A. Savitt Fellowship Dr. Arnold Band
Dr. Arnold Band is Professor Emeritus of Hebrew and Comparative Literature, University of California at Los Angeles (USA). He received his PhD in Comparative Literature from Harvard University in 1959. During his career, he has taught at Harvard College, Boston Hebrew College, Brandeis University, Hebrew University in Jerusalem, Tel Aviv University and Yale University. Dr. Band conducted research on his project entitled: “The Agnon/Appelfeld Nexus in Israeli Literature” while in residence at the Center.
Dr. Band’s publications include, HaRe'i Bo'er Ba'esh (Hebrew Poetry) 1963; Nostalgia and Nightmare: The Fiction of S.J.Agnon (1968); The Tales of Nahman of Bratzlav (1976); Studies in Jewish Literature (2004) JPS; El Lissitzky’s HAD GADYA, Ed. (2004) Getty Research Center; She’elot Nikhbadot. (Collection of Hebrew Essays) Ben Gurion U.,(2007); I Will Wake The Dawn (co-author: contributor of literary analysis of 36 Psalms) (2007). He also has a collection of over 50 articles in Hebrew and English on a variety of topics in modern Jewish literature and cultural life that are available upon request.
Dr. Band is the recipient of numerous awards and fellowships, including Doctorate, Honoris Causae, from Hebrew College in Boston, Hebrew Union College in Los Angeles, University of Judaism, in Los Angeles, and Baltimore Hebrew Union. Fellowships have included the Guggenheim, the Friedman Award, the Skirball from Oxford Center in Jewish Studies, the National Foundation for Jewish Culture, the Kreitman Distinguished Scholar Award from Ben Gurion University, and the Dickson Emeritus Professor Award. In 2000, Dr.

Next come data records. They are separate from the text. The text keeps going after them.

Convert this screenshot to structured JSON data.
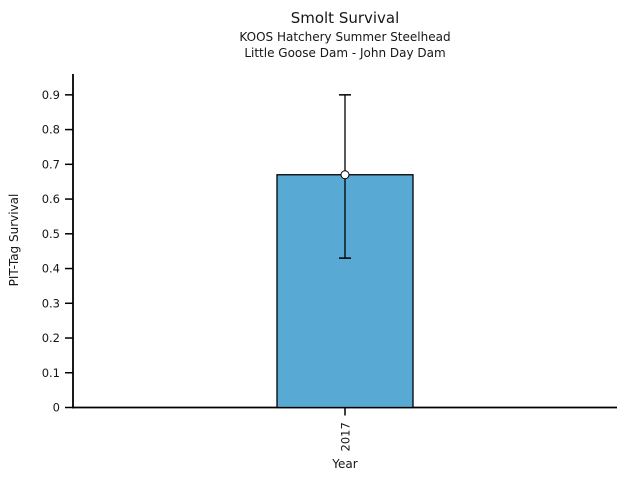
{
  "header": {
    "title": "Smolt Survival",
    "subtitle1": "KOOS Hatchery Summer Steelhead",
    "subtitle2": "Little Goose Dam - John Day Dam"
  },
  "chart_data": {
    "type": "bar",
    "title": "Smolt Survival",
    "subtitle1": "KOOS Hatchery Summer Steelhead",
    "subtitle2": "Little Goose Dam - John Day Dam",
    "xlabel": "Year",
    "ylabel": "PIT-Tag Survival",
    "categories": [
      "2017"
    ],
    "values": [
      0.67
    ],
    "error_low": [
      0.43
    ],
    "error_high": [
      0.9
    ],
    "yticks": [
      0,
      0.1,
      0.2,
      0.3,
      0.4,
      0.5,
      0.6,
      0.7,
      0.8,
      0.9
    ],
    "ylim": [
      0,
      0.96
    ],
    "legend": "none",
    "grid": "off",
    "marker": "open-circle",
    "colors": {
      "bar_fill": "#58A9D4",
      "bar_edge": "#000000",
      "error_line": "#000000",
      "axis": "#000000",
      "marker_fill": "#ffffff",
      "marker_edge": "#000000"
    }
  }
}
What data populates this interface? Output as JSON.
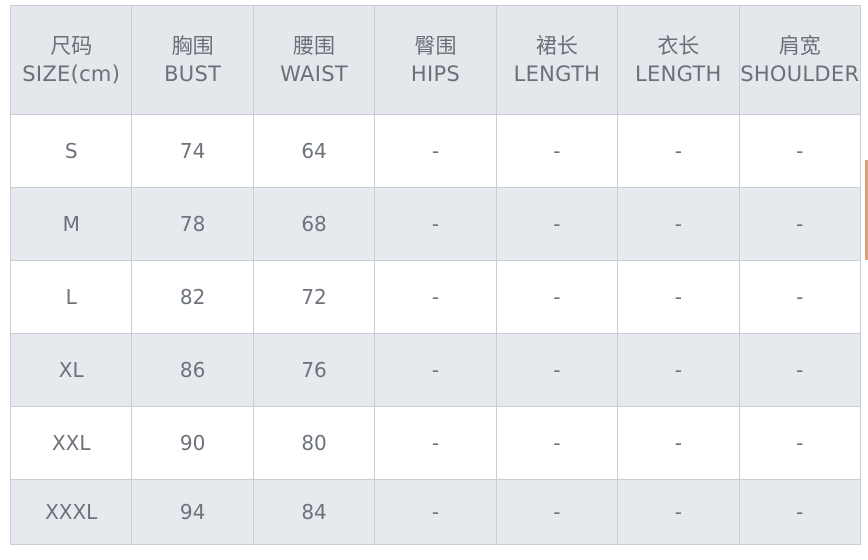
{
  "size_chart": {
    "headers": [
      {
        "zh": "尺码",
        "en": "SIZE(cm)"
      },
      {
        "zh": "胸围",
        "en": "BUST"
      },
      {
        "zh": "腰围",
        "en": "WAIST"
      },
      {
        "zh": "臀围",
        "en": "HIPS"
      },
      {
        "zh": "裙长",
        "en": "LENGTH"
      },
      {
        "zh": "衣长",
        "en": "LENGTH"
      },
      {
        "zh": "肩宽",
        "en": "SHOULDER"
      }
    ],
    "rows": [
      [
        "S",
        "74",
        "64",
        "-",
        "-",
        "-",
        "-"
      ],
      [
        "M",
        "78",
        "68",
        "-",
        "-",
        "-",
        "-"
      ],
      [
        "L",
        "82",
        "72",
        "-",
        "-",
        "-",
        "-"
      ],
      [
        "XL",
        "86",
        "76",
        "-",
        "-",
        "-",
        "-"
      ],
      [
        "XXL",
        "90",
        "80",
        "-",
        "-",
        "-",
        "-"
      ],
      [
        "XXXL",
        "94",
        "84",
        "-",
        "-",
        "-",
        "-"
      ]
    ]
  },
  "colors": {
    "header_bg": "#e4e8ec",
    "alt_row_bg": "#e6e9ed",
    "text": "#6d737a",
    "border": "#c9ced4"
  }
}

Band was cited as one of “Top-Twenty UCLA Professors of the Twentieth Century,” in UCLA Today.
He has trained numerous Ph.D. candidates and has served in a variety of educational and editorial capacities in the US and abroad most notably as President of the Association for Jewish Studies, and the Chair of the Department of Comparative Literature at UCLA.

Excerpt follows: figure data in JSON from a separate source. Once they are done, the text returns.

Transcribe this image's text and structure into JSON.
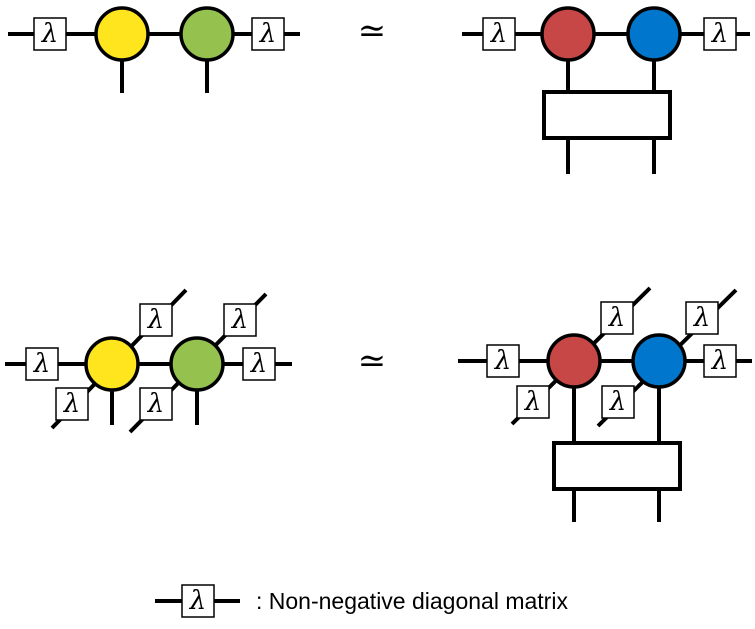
{
  "diagram": {
    "lambda_symbol": "λ",
    "equivalence_symbol": "≃",
    "legend": {
      "text": ": Non-negative diagonal matrix"
    },
    "colors": {
      "line": "#000000",
      "tensor_yellow": "#FFE51E",
      "tensor_green": "#95C24F",
      "tensor_red": "#C74646",
      "tensor_blue": "#0077CC",
      "box_fill": "#FFFFFF"
    }
  }
}
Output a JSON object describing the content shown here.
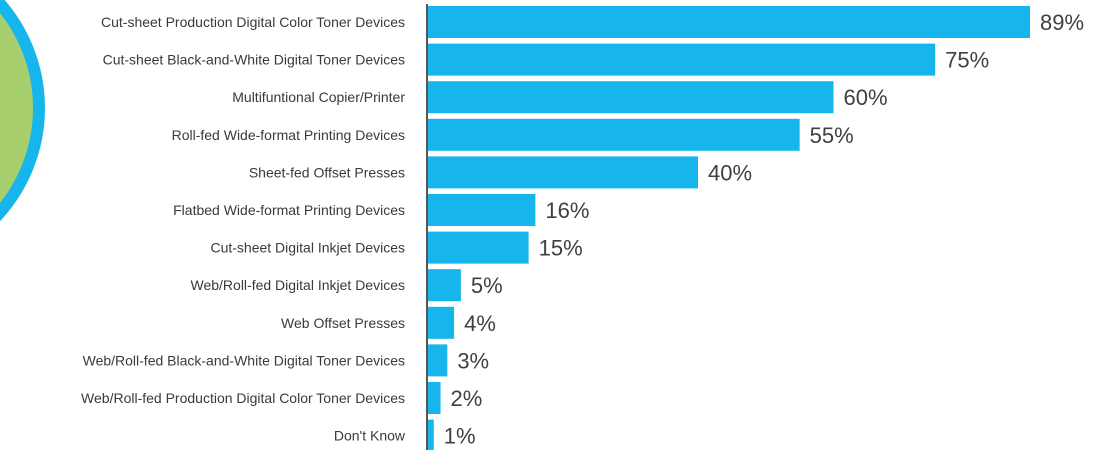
{
  "colors": {
    "bar": "#16b6ec",
    "axis": "#555555",
    "label": "#3a3a3a",
    "value_label": "#404040",
    "circle_outer": "#16b6ec",
    "circle_inner": "#a8cf6e"
  },
  "chart_data": {
    "type": "bar",
    "orientation": "horizontal",
    "categories": [
      "Cut-sheet Production Digital Color Toner Devices",
      "Cut-sheet Black-and-White Digital Toner Devices",
      "Multifuntional Copier/Printer",
      "Roll-fed Wide-format Printing Devices",
      "Sheet-fed Offset Presses",
      "Flatbed Wide-format Printing Devices",
      "Cut-sheet Digital Inkjet Devices",
      "Web/Roll-fed Digital Inkjet Devices",
      "Web Offset Presses",
      "Web/Roll-fed Black-and-White Digital Toner Devices",
      "Web/Roll-fed Production Digital Color Toner Devices",
      "Don't Know"
    ],
    "values": [
      89,
      75,
      60,
      55,
      40,
      16,
      15,
      5,
      4,
      3,
      2,
      1
    ],
    "value_labels": [
      "89%",
      "75%",
      "60%",
      "55%",
      "40%",
      "16%",
      "15%",
      "5%",
      "4%",
      "3%",
      "2%",
      "1%"
    ],
    "title": "",
    "xlabel": "",
    "ylabel": "",
    "xlim": [
      0,
      89
    ],
    "grid": false,
    "legend": "none"
  }
}
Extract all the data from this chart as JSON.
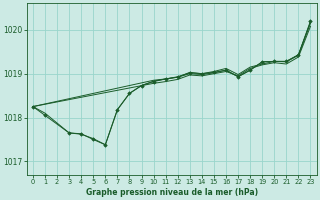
{
  "title": "Graphe pression niveau de la mer (hPa)",
  "bg_color": "#cceae4",
  "grid_color": "#99d5cc",
  "line_color": "#1a5c2a",
  "xlim": [
    -0.5,
    23.5
  ],
  "ylim": [
    1016.7,
    1020.6
  ],
  "yticks": [
    1017,
    1018,
    1019,
    1020
  ],
  "xticks": [
    0,
    1,
    2,
    3,
    4,
    5,
    6,
    7,
    8,
    9,
    10,
    11,
    12,
    13,
    14,
    15,
    16,
    17,
    18,
    19,
    20,
    21,
    22,
    23
  ],
  "series_with_markers": [
    {
      "x": [
        0,
        1,
        3,
        4,
        5,
        6,
        7,
        8,
        9,
        10,
        11,
        12,
        13,
        14,
        15,
        16,
        17,
        18,
        19,
        20,
        21,
        22,
        23
      ],
      "y": [
        1018.25,
        1018.05,
        1017.65,
        1017.62,
        1017.52,
        1017.38,
        1018.18,
        1018.55,
        1018.73,
        1018.82,
        1018.88,
        1018.93,
        1019.02,
        1019.0,
        1019.03,
        1019.08,
        1018.93,
        1019.08,
        1019.27,
        1019.28,
        1019.28,
        1019.43,
        1020.2
      ]
    }
  ],
  "series_no_markers": [
    {
      "x": [
        0,
        1,
        3,
        4,
        5,
        6,
        7,
        8,
        9,
        10,
        11,
        12,
        13,
        14,
        15,
        16,
        17,
        18,
        19,
        20,
        21,
        22,
        23
      ],
      "y": [
        1018.25,
        1018.1,
        1017.65,
        1017.63,
        1017.5,
        1017.38,
        1018.18,
        1018.55,
        1018.73,
        1018.83,
        1018.88,
        1018.92,
        1019.0,
        1018.98,
        1019.02,
        1019.08,
        1018.93,
        1019.08,
        1019.27,
        1019.28,
        1019.27,
        1019.42,
        1020.18
      ]
    },
    {
      "x": [
        0,
        10,
        11,
        12,
        13,
        14,
        15,
        16,
        17,
        18,
        19,
        20,
        21,
        22,
        23
      ],
      "y": [
        1018.25,
        1018.85,
        1018.88,
        1018.92,
        1019.03,
        1019.0,
        1019.05,
        1019.12,
        1018.98,
        1019.15,
        1019.22,
        1019.28,
        1019.28,
        1019.43,
        1020.15
      ]
    },
    {
      "x": [
        0,
        10,
        11,
        12,
        13,
        14,
        15,
        16,
        17,
        18,
        19,
        20,
        21,
        22,
        23
      ],
      "y": [
        1018.25,
        1018.78,
        1018.82,
        1018.87,
        1018.97,
        1018.95,
        1019.0,
        1019.05,
        1018.95,
        1019.12,
        1019.2,
        1019.25,
        1019.22,
        1019.38,
        1020.08
      ]
    }
  ]
}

For his Robert A. Savitt Fellowship, Dr. Band sought a clear nexus between Hebrew writers S. Y. Agnon and Aharon Appelfeld in order to establish a literary continuum in Israeli literature. He hopes this effort will undermine what he sees as a misconception of Israeli literature, i.e., a lack of concern with the Shoah in the early Israeli state. Author S. Y. Agnon (1887-1970) is recognized as the leading Hebrew prose writer of the 20th century, yet Appelfeld, who is universally recognized as the most significant Holocaust Writer in Hebrew, and whose success was due, in part, to his skillful appropriation of the writing techniques and themes of Agnon, argues that Agnon’s writings had little influence on him. Despite this claim, Dr. Band research shows that Agnon’s writing did impact Applefeld’s writing, and that Appelfeld should thus be understood as an integral part of the development of Israeli, Hebrew literature and not as an outlier, unaffected by any aspect of the Israeli culture. During his residence at the Center, Dr. Band also wrote a lengthy analysis of Agnon’s Ir umelo’ah in order to draw attention to this much neglected classic of Shoah literature.
Dr. Arnold Band was in residence at the Center from April 1 to June 30, 2013.